Virtual reality technology has made gigantic strides in recent years. In just the last two years the Virtual Human Interaction Lab at Stanford University in Stanford, California, has gone from using a $40,000 headset to using one that costs only $300.
"They're getting cheaper and more comfortable," Bailenson says. "I think we're at the point where the helmets are good, but more importantly we're at the point where there's energy and … now the hardware is actually around to allow us to have these neat social interactions inside."
Bailenson recently used virtual reality to attend a business meeting in San Francisco.
"I was walking around and my body was moving. … I was doing hand gestures, I was literally walking around a space.
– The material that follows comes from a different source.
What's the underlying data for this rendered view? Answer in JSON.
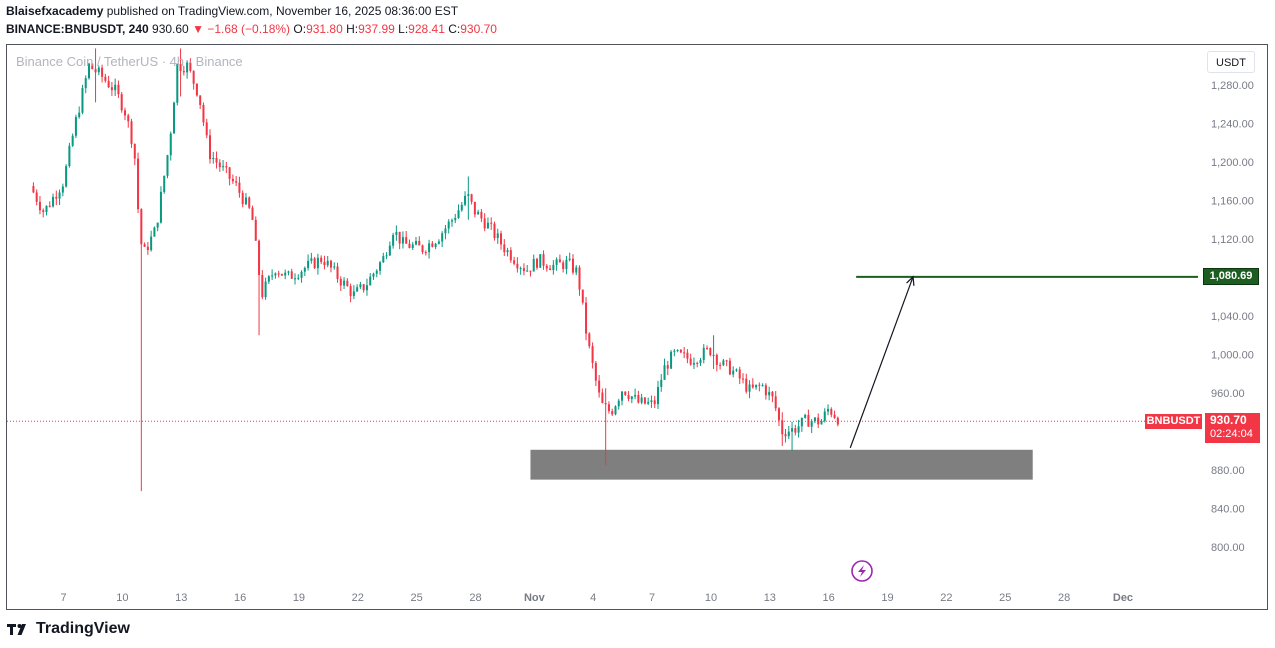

And I got to walk up to someone and literally shake their hand," Bailenson says. "A light bulb went off. … I've been building these for years and we've always theorized about how it can be ready for face to face and I just had a really neat moment."
Bailenson, a cognitive psychologist, says he hopes virtual reality will transform the way people interact socially and do business.
"You can actually make VR better than face-to-face," Bailenson says. "You can make it hyper-personal or more social than you can have in the real world and there's a lot of ways to think about that … with avatars you're always the way you want to look. You never have gestures that are inappropriate because you can have algorithmic filters that solve that. You can actually be doing very strange things, for example looking someone in the eye but looking two people in the eye at once and each of them feel like … they're the only ones getting your eye contact."
With virtual reality developing at the rate its is, Bailenson hopes people will soon be able to use it to tele-commute to work meetings they'd rather not attend in person.
"The end goal," Bailenson says, "is to replace travel that you don't want to do. We should all travel when we want to, but let's get rid of commutes that are unnecessary and let's get rid of business meetings where you fly across the world and burn fossil fuel for an hour-long meeting. And I really believe that the the software and the hardware are here. We've just now got to use it."
This article is based on an interview that aired on PRI's Science Friday.
A previous version of this story misstated when Zuckerberg came to Bailenson's lab and where the meeting he attended was.